Mohit Suri opens up about the similiarities in Saiyaara and Anurag Basu's next with Kartik Aaryan: ‘I went and narrated the film to him’

With both Saiyaara and Anurag Basu’s next centred on a musician’s heartbreak, director Mohit Suri is confident that each filmmaker will bring his own interpretation
Mohar Basu (MID-DAY; July 19, 2025)

Even a filmmaker who has delivered many hits over his 20-year career can be anxious and nervous ahead of a film’s release. Director Mohit Suri, whose Saiyaara hit the screens on July 18, says he feels an enhanced sense of responsibility with the film.

He reasons, “My actors are new. This is my first collaboration with a company [Yash Raj Films] that is known for their love stories. I was always the youngest one on the set when I started out. Now I am a grown-up, shouldering people who bank on me.”

Suri is telling a love story of a young musician and a lyricist with the film that launches Ahaan Panday and Aneet Padda in Bollywood. He remembers producer Aditya Chopra telling him early on that the love story needed new faces. How did he end up zeroing in on Panday and Padda?

“Ahaan was doing something with YRF before, which didn’t work out. I met him a couple of times, and his audition wasn’t working for me. I was going to meet him and say no. So, we went for a last dinner. That turned out to be a mad, raging night, where he was no longer trying to impress me. That’s when I saw the real him and saw the character come alive. I told him to stop calling me sir; he got into a bro-zone with me. When he stopped pretending to be somebody, I found the magic in him. For the girl, I went through a lot of people and a lot of rejection. Some really good options came to me, but I wanted a girl who comes from a Punjabi background – a city girl with middle-class values. It was after four months that I found Aneet.”

In March, mid-day reported about the similarities between the plots of Saiyaara and filmmaker Anurag Basu’s yet-untitled next with Kartik Aaryan (Many renditions of a rockstar’s romance, March 6). Both films look at how heartbreak influences a musician’s journey.

Ask Suri about the similarities, and he says, “I’m very close to Dada [Basu]. I have worked as an assistant [to him]. So, I met him when he called. He has the right to do that. I went and narrated this film to him. He had started his film and I had finished mine by then. He didn’t seem worried in the least. There was a Rockstar [2011] being made when I was making Aashiqui 2 [2013]. This is not Interstellar [2014] that we would worry about."
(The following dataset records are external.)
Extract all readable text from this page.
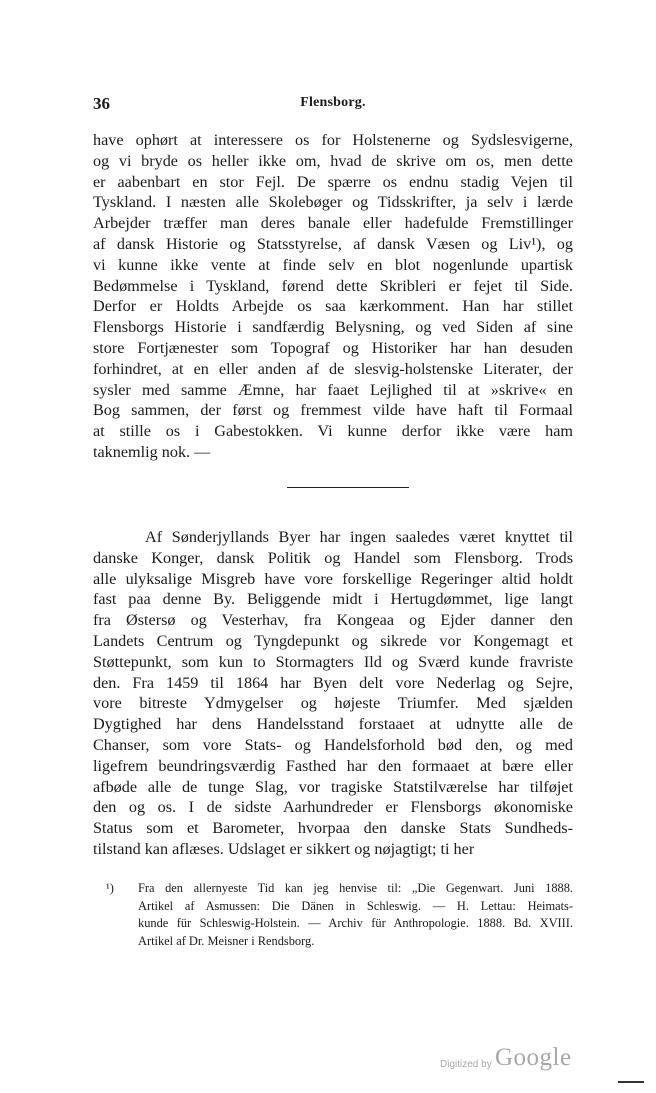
36	Flensborg.
have ophørt at interessere os for Holstenerne og Sydslesvigerne,
og vi bryde os heller ikke om, hvad de skrive om os, men dette
er aabenbart en stor Fejl. De spærre os endnu stadig Vejen til
Tyskland. I næsten alle Skolebøger og Tidsskrifter, ja selv i lærde
Arbejder træffer man deres banale eller hadefulde Fremstillinger
af dansk Historie og Statsstyrelse, af dansk Væsen og Liv¹), og
vi kunne ikke vente at finde selv en blot nogenlunde upartisk
Bedømmelse i Tyskland, førend dette Skribleri er fejet til Side.
Derfor er Holdts Arbejde os saa kærkomment. Han har stillet
Flensborgs Historie i sandfærdig Belysning, og ved Siden af sine
store Fortjænester som Topograf og Historiker har han desuden
forhindret, at en eller anden af de slesvig-holstenske Literater, der
sysler med samme Æmne, har faaet Lejlighed til at »skrive« en
Bog sammen, der først og fremmest vilde have haft til Formaal
at stille os i Gabestokken. Vi kunne derfor ikke være ham
taknemlig nok. —
Af Sønderjyllands Byer har ingen saaledes været knyttet til
danske Konger, dansk Politik og Handel som Flensborg. Trods
alle ulyksalige Misgreb have vore forskellige Regeringer altid holdt
fast paa denne By. Beliggende midt i Hertugdømmet, lige langt
fra Østersø og Vesterhav, fra Kongeaa og Ejder danner den
Landets Centrum og Tyngdepunkt og sikrede vor Kongemagt et
Støttepunkt, som kun to Stormagters Ild og Sværd kunde fravriste
den. Fra 1459 til 1864 har Byen delt vore Nederlag og Sejre,
vore bitreste Ydmygelser og højeste Triumfer. Med sjælden
Dygtighed har dens Handelsstand forstaaet at udnytte alle de
Chanser, som vore Stats- og Handelsforhold bød den, og med
ligefrem beundringsværdig Fasthed har den formaaet at bære eller
afbøde alle de tunge Slag, vor tragiske Statstilværelse har tilføjet
den og os. I de sidste Aarhundreder er Flensborgs økonomiske
Status som et Barometer, hvorpaa den danske Stats Sundheds-
tilstand kan aflæses. Udslaget er sikkert og nøjagtigt; ti her
¹) Fra den allernyeste Tid kan jeg henvise til: „Die Gegenwart. Juni 1888.
Artikel af Asmussen: Die Dänen in Schleswig. — H. Lettau: Heimats-
kunde für Schleswig-Holstein. — Archiv für Anthropologie. 1888. Bd. XVIII.
Artikel af Dr. Meisner i Rendsborg.
Digitized by Google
Suri had his own challenges in the film, one to live up to his own expectations and secondly to save himself from self- censoring. He says, "You know, there's a really interesting scene in the film where he gets violent with his own father. And I remember while coming in one day I saw Yash ji's statue outside. I called Mahesh Bhatt. I said, 'There's a scene that I'm shooting in the film. And this is a really good production house and I might be pushing (the envelope) too much. Maybe my morality is different, but the father and son in my film are getting violent with each other in the middle of the road'. It's emotional for me because I didn't realize my DP profile was a picture of my hand with my son's hand. And he said that, 'I know what your relation with your father was, and seeing your DP picture I know where it comes from. No matter what you do better, I know you wont get this scene morally wrong. Don't question yourself. I think the morality of the filmmaker cannot be to be agreeable. The audience will always get the honesty of a maker'."

Commerce is a big aspect of a Mohit Suri movie. "You need to make money for people to keep making films. I've been on the film set since I was 17 and I'm 44 today. More than 50% of my life, I've spent on set. I've been directing for 20 years. I have to keep giving that box office so called successes so that I can keep making films for the rest of my life."

We ask him what he thinks is broken in the system that films are not making money? "I think that there needs to be a certain discipline in how much we make a movie. The budgets of it. The problem is creative people are thinking about economics. And economics people are thinking creatively. I find at get-togethers, people talk either about fashion or business. No one's talking about a story. When we were young and our seniors got into parties, they spoke about art. I think now they talk about business and tie ups and profitability. So I think we need to bring the art back. Money will follow."